One reader found that it paid to go right to the source. “I was recovering from surgery in February and wanted one to aid in slowly increasing my level of activity and my recovery and could not find one anywhere,” wrote Gayle Topolinicki of Pine Island, Minn.

“I finally emailed Nintendo, explaining and asking for suggestions on where to get a Wii. Nintendo  called me several days later, said they wanted to help and sold me a Wii over the telephone. It arrived three days later! God bless Nintendo!”

Ed Deleon, of Ontario, Canada, got no help from Nintendo — but he did snag a Wii. Deleon and several dozen hardy folks lined up outside a store at 4:00 a.m. on Dec. 14. And by the time the store opened, he’d met everyone in line — and procured a coveted console.

Deleon managed to keep a sense of humor about his adventure. “Breakfast at McDonald’s: $8.00. One Nintendo Wii: $269.99. Waiting in line to get the Wii for five hours in sub-zero temperatures … priceless,” he wrote in an e-mail. “There are some things money can’t buy, for everything else, Santa gets the credit!”

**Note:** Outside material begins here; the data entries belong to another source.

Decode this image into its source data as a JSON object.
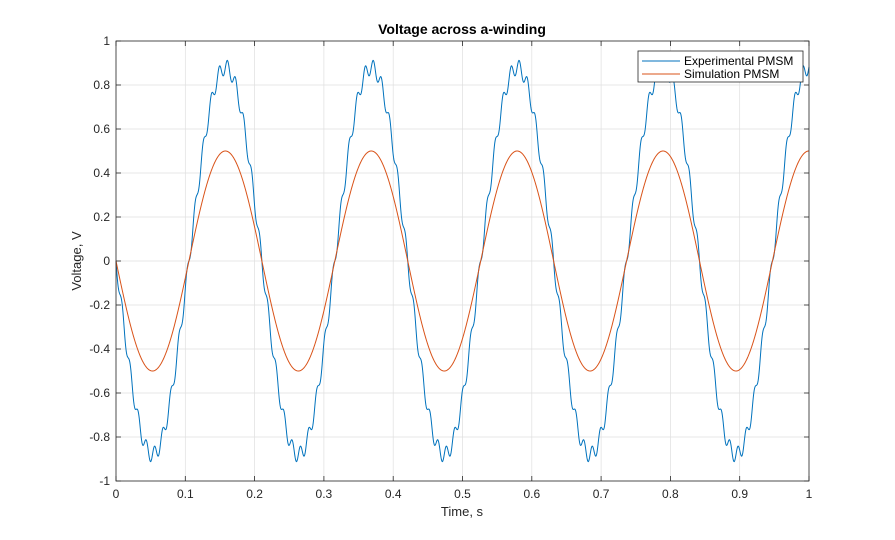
{
  "chart_data": {
    "type": "line",
    "title": "Voltage across a-winding",
    "xlabel": "Time, s",
    "ylabel": "Voltage, V",
    "xlim": [
      0,
      1
    ],
    "ylim": [
      -1,
      1
    ],
    "x_ticks": [
      "0",
      "0.1",
      "0.2",
      "0.3",
      "0.4",
      "0.5",
      "0.6",
      "0.7",
      "0.8",
      "0.9",
      "1"
    ],
    "y_ticks": [
      "-1",
      "-0.8",
      "-0.6",
      "-0.4",
      "-0.2",
      "0",
      "0.2",
      "0.4",
      "0.6",
      "0.8",
      "1"
    ],
    "grid": true,
    "legend_position": "top-right",
    "series": [
      {
        "name": "Experimental PMSM",
        "color": "#0072BD",
        "description": "sinusoid, amplitude ~0.88 with superimposed ripple, period ~0.21 s",
        "amplitude": 0.88,
        "period_s": 0.2105,
        "phase": "negative-going from 0 at t=0",
        "ripple_amplitude": 0.035,
        "ripple_harmonic": 18,
        "peak_value": 0.92,
        "trough_value": -0.92
      },
      {
        "name": "Simulation PMSM",
        "color": "#D95319",
        "amplitude": 0.5,
        "period_s": 0.2105,
        "phase": "negative-going from 0 at t=0",
        "peak_value": 0.5,
        "trough_value": -0.5
      }
    ]
  }
}
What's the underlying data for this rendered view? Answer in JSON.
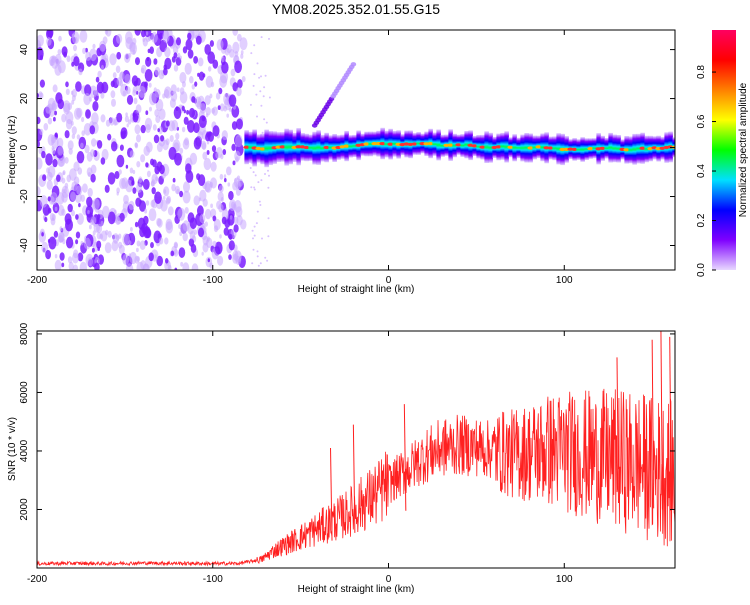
{
  "title": "YM08.2025.352.01.55.G15",
  "chart_data": [
    {
      "type": "heatmap",
      "title": "YM08.2025.352.01.55.G15",
      "xlabel": "Height of straight line (km)",
      "ylabel": "Frequency (Hz)",
      "xlim": [
        -200,
        163
      ],
      "ylim": [
        -50,
        48
      ],
      "xticks": [
        -200,
        -100,
        0,
        100
      ],
      "yticks": [
        -40,
        -20,
        0,
        20,
        40
      ],
      "colorbar": {
        "label": "Normalized spectral amplitude",
        "range": [
          0,
          0.97
        ],
        "ticks": [
          0.0,
          0.2,
          0.4,
          0.6,
          0.8
        ],
        "colors": [
          "#e8d8ff",
          "#7f00ff",
          "#0000ff",
          "#00e0ff",
          "#00ff00",
          "#ffff00",
          "#ff8000",
          "#ff0000",
          "#ff0060"
        ]
      },
      "regions": [
        {
          "name": "scattered noise",
          "x": [
            -200,
            -82
          ],
          "y": [
            -50,
            48
          ],
          "amplitude": 0.1
        },
        {
          "name": "signal band",
          "x": [
            -82,
            163
          ],
          "center_freq": 0,
          "width_hz": 10,
          "amplitude": 0.9
        },
        {
          "name": "feature streak",
          "x": [
            -42,
            -20
          ],
          "y": [
            9,
            34
          ],
          "amplitude": 0.25
        }
      ]
    },
    {
      "type": "line",
      "xlabel": "Height of straight line (km)",
      "ylabel": "SNR (10 * v/v)",
      "xlim": [
        -200,
        163
      ],
      "ylim": [
        0,
        8100
      ],
      "xticks": [
        -200,
        -100,
        0,
        100
      ],
      "yticks": [
        2000,
        4000,
        6000,
        8000
      ],
      "color": "#ff2020",
      "series": [
        {
          "name": "SNR",
          "x": [
            -200,
            -180,
            -160,
            -140,
            -120,
            -100,
            -85,
            -72,
            -65,
            -55,
            -45,
            -35,
            -25,
            -15,
            -5,
            0,
            10,
            20,
            30,
            40,
            50,
            60,
            70,
            80,
            90,
            100,
            110,
            120,
            130,
            140,
            150,
            163
          ],
          "values": [
            150,
            160,
            150,
            170,
            160,
            150,
            155,
            300,
            600,
            900,
            1200,
            1500,
            1800,
            2200,
            2600,
            2900,
            3300,
            3800,
            4100,
            4200,
            4150,
            4000,
            3900,
            3950,
            4050,
            4000,
            3900,
            3800,
            3700,
            3600,
            3400,
            3200
          ],
          "peaks": {
            "x": [
              -33,
              -20,
              9,
              130,
              150,
              155,
              160
            ],
            "values": [
              4100,
              4900,
              5600,
              7200,
              7800,
              8100,
              7900
            ]
          }
        }
      ]
    }
  ]
}
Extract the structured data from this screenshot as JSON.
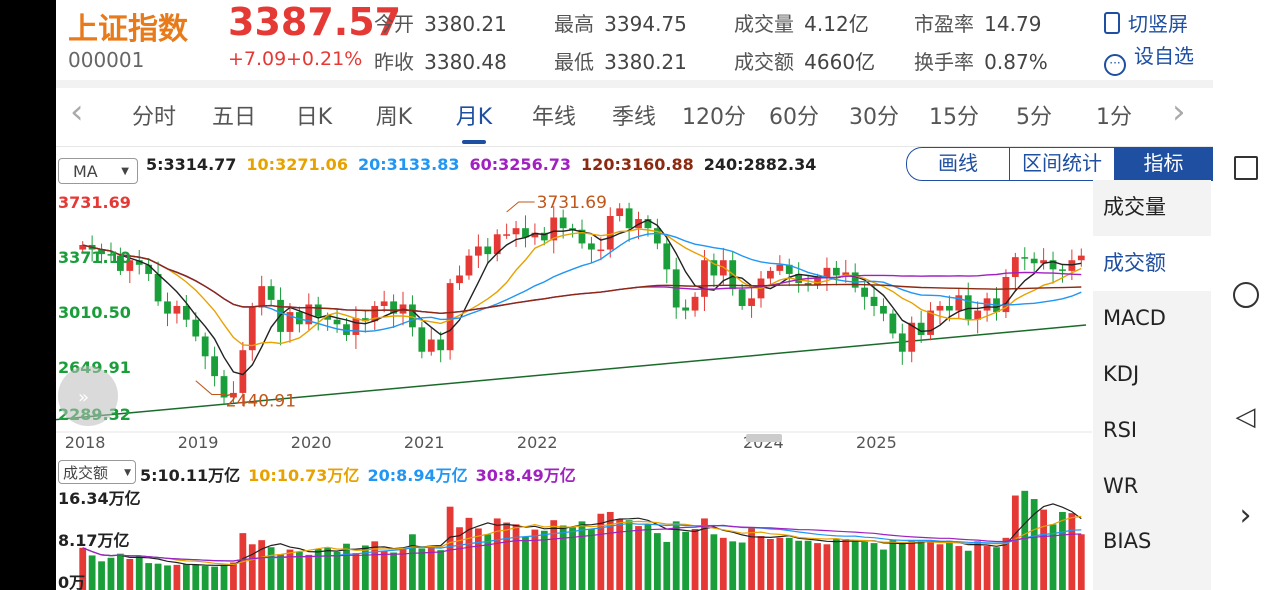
{
  "stock": {
    "name": "上证指数",
    "code": "000001",
    "price": "3387.57",
    "change": "+7.09",
    "change_pct": "+0.21%"
  },
  "stats": [
    {
      "label": "今开",
      "value": "3380.21"
    },
    {
      "label": "昨收",
      "value": "3380.48"
    },
    {
      "label": "最高",
      "value": "3394.75"
    },
    {
      "label": "最低",
      "value": "3380.21"
    },
    {
      "label": "成交量",
      "value": "4.12亿"
    },
    {
      "label": "成交额",
      "value": "4660亿"
    },
    {
      "label": "市盈率",
      "value": "14.79"
    },
    {
      "label": "换手率",
      "value": "0.87%"
    }
  ],
  "actions": {
    "switch": "切竖屏",
    "watch": "设自选"
  },
  "tabs": [
    "分时",
    "五日",
    "日K",
    "周K",
    "月K",
    "年线",
    "季线",
    "120分",
    "60分",
    "30分",
    "15分",
    "5分",
    "1分"
  ],
  "active_tab": 4,
  "ma_select": "MA",
  "ma_legend": [
    {
      "text": "5:3314.77",
      "color": "#222222"
    },
    {
      "text": "10:3271.06",
      "color": "#e8a200"
    },
    {
      "text": "20:3133.83",
      "color": "#2196f3"
    },
    {
      "text": "60:3256.73",
      "color": "#a020c0"
    },
    {
      "text": "120:3160.88",
      "color": "#8b2a10"
    },
    {
      "text": "240:2882.34",
      "color": "#222222"
    }
  ],
  "chart_buttons": {
    "draw": "画线",
    "range": "区间统计",
    "indicator": "指标"
  },
  "indicators": [
    "成交量",
    "成交额",
    "MACD",
    "KDJ",
    "RSI",
    "WR",
    "BIAS"
  ],
  "active_indicator": 1,
  "vol_select": "成交额",
  "vol_legend": [
    {
      "text": "5:10.11万亿",
      "color": "#222222"
    },
    {
      "text": "10:10.73万亿",
      "color": "#e8a200"
    },
    {
      "text": "20:8.94万亿",
      "color": "#2196f3"
    },
    {
      "text": "30:8.49万亿",
      "color": "#a020c0"
    }
  ],
  "colors": {
    "up": "#e53935",
    "down": "#1a9e3a",
    "accent": "#1f4fa0"
  },
  "chart_data": [
    {
      "type": "candlestick",
      "title": "上证指数 月K",
      "y_ticks": [
        {
          "v": 3731.69,
          "label": "3731.69",
          "color": "#e53935"
        },
        {
          "v": 3371.1,
          "label": "3371.10",
          "color": "#1a9e3a"
        },
        {
          "v": 3010.5,
          "label": "3010.50",
          "color": "#1a9e3a"
        },
        {
          "v": 2649.91,
          "label": "2649.91",
          "color": "#1a9e3a"
        },
        {
          "v": 2289.32,
          "label": "2289.32",
          "color": "#1a9e3a"
        }
      ],
      "ylim": [
        2289.32,
        3731.69
      ],
      "x_ticks": [
        {
          "i": 0,
          "label": "2018"
        },
        {
          "i": 12,
          "label": "2019"
        },
        {
          "i": 24,
          "label": "2020"
        },
        {
          "i": 36,
          "label": "2021"
        },
        {
          "i": 48,
          "label": "2022"
        },
        {
          "i": 72,
          "label": "2024"
        },
        {
          "i": 84,
          "label": "2025"
        }
      ],
      "annotations": [
        {
          "i": 45,
          "v": 3731.69,
          "label": "3731.69"
        },
        {
          "i": 12,
          "v": 2440.91,
          "label": "2440.91"
        }
      ],
      "closes": [
        3450,
        3420,
        3390,
        3380,
        3280,
        3350,
        3320,
        3260,
        3080,
        3000,
        3050,
        2960,
        2850,
        2720,
        2590,
        2450,
        2480,
        2760,
        3040,
        3180,
        3090,
        2880,
        3010,
        2930,
        3060,
        2980,
        2960,
        2930,
        2860,
        2970,
        2950,
        3050,
        3080,
        3000,
        3060,
        2910,
        2750,
        2830,
        2760,
        3200,
        3250,
        3380,
        3440,
        3390,
        3520,
        3520,
        3560,
        3500,
        3530,
        3480,
        3630,
        3560,
        3550,
        3460,
        3420,
        3420,
        3640,
        3690,
        3560,
        3620,
        3560,
        3460,
        3290,
        3040,
        3020,
        3110,
        3350,
        3250,
        3350,
        3160,
        3050,
        3100,
        3230,
        3280,
        3320,
        3260,
        3200,
        3190,
        3230,
        3300,
        3250,
        3270,
        3170,
        3110,
        3050,
        3000,
        2870,
        2750,
        2940,
        2860,
        3020,
        3050,
        3020,
        3120,
        2960,
        3020,
        3100,
        3010,
        3240,
        3370,
        3360,
        3330,
        3350,
        3290,
        3280,
        3350,
        3380
      ]
    },
    {
      "type": "bar",
      "title": "成交额",
      "y_ticks": [
        {
          "v": 16.34,
          "label": "16.34万亿"
        },
        {
          "v": 8.17,
          "label": "8.17万亿"
        },
        {
          "v": 0,
          "label": "0万"
        }
      ],
      "ylim": [
        0,
        16.34
      ],
      "values": [
        6.5,
        5.2,
        4.2,
        4.8,
        5.5,
        4.6,
        5.2,
        3.9,
        3.8,
        3.5,
        3.6,
        3.7,
        3.6,
        3.4,
        3.3,
        3.5,
        4.0,
        9.0,
        7.1,
        7.8,
        6.6,
        5.4,
        6.2,
        5.8,
        5.3,
        6.3,
        6.5,
        5.8,
        7.2,
        5.6,
        6.9,
        7.6,
        6.0,
        5.7,
        6.3,
        8.8,
        6.4,
        6.8,
        6.1,
        13.5,
        10.0,
        11.6,
        9.8,
        8.8,
        11.5,
        10.8,
        10.5,
        8.4,
        9.6,
        9.4,
        11.2,
        10.3,
        10.0,
        11.0,
        9.7,
        12.3,
        12.6,
        11.4,
        11.2,
        10.2,
        10.5,
        9.0,
        7.5,
        11.0,
        9.2,
        9.7,
        11.5,
        8.8,
        8.2,
        7.6,
        7.4,
        9.9,
        8.5,
        8.0,
        8.2,
        8.2,
        7.7,
        7.7,
        7.3,
        7.1,
        8.0,
        8.0,
        7.7,
        7.5,
        7.3,
        6.2,
        7.8,
        7.3,
        7.8,
        7.8,
        7.6,
        7.1,
        7.7,
        6.8,
        6.0,
        7.6,
        6.8,
        6.6,
        8.2,
        15.4,
        16.2,
        14.8,
        13.0,
        10.5,
        12.6,
        12.4,
        8.8
      ]
    }
  ]
}
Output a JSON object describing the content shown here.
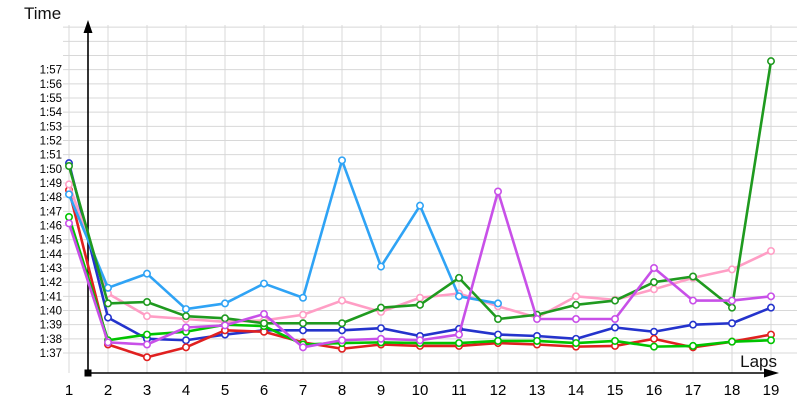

Alisha Perry, of Las Vegas, said that she started looking in October for a Wii — and had to call about 80 stores to find one.

“I found it at Target and the operator who answered the phone when I called said, ‘We had four left this morning, get here now.’ So I dropped everything and went as quickly as possible; when I arrived they had two left!” she wrote. “I realize that they are very hard to find but I believe if you are persistent and patient enough, you will get one!”

It doesn’t hurt if you’re halfway around the world, either. Tiffiny Kaszuba, of Omaha, wrote that she had given up finding a Wii — but her husband, a Navy reservist stationed in Iraq, managed to find one.

“Today my husband calls me from Falluja  … they had eight Wiis in their PX for $249 and no tax,” she said. “He has to mail it home still. So I hope the post office doesn't lose it.”

Many of you attributed your Wii wins to good luck — and good timing. Anthony Lower, a reader from Philadelphia, had given up his 6-month search, which included haunting local stores and monitoring the Wii-inventory sites. Right after Thanksgiving, his luck changed.

“While in the store, I browsed my way to the back of the store and heard an overhead announcement ‘Would the customer who is buying the Nintendo Wii, please come to customer service.’  I was off like a shot, jumping over grandmas examining towels and dodging guys trying out weight machines,” he wrote in an e-mail.

When he found out the store had five machines left, Lower says he “pushed away the evil capitalistic instinct to buy all five and put them on e-Bay (and thereby making the situation I endured worse for others), and just bought the one.”

Speaking of evil capitalistic urges, Amy Cummins had strong words for profiteering Wii-sellers: “I just hope there's some sort of Christmas karma that comes back to haunt all of those people who were selling Wiis at twice their retail price on eBay,” she wrote in an e-mail.

But a few readers chose to ignore any Grinchy urges, like Todd Cone. He was in his local Target, shopping for nothing in particular, when he saw one Wii on the shelf.

“I examined the box through the glass, but, having never even seen a Wii before, I wasn’t sure what I was seeing. I asked the clerk ‘Is that a Wii?’ Immediately, everyone near me almost got whiplash they turned so fast,” he wrote in an e-mail.

But Cone didn’t keep the Wii for himself. “I called a very good friend who had been frantically looking for a Wii for her 8-year-old son. Despite efforts to dissuade him, a Wii was the only present he wanted from Santa,” he wrote. “I invited her to lunch the next day and presented her with the Wii. She broke down and cried.”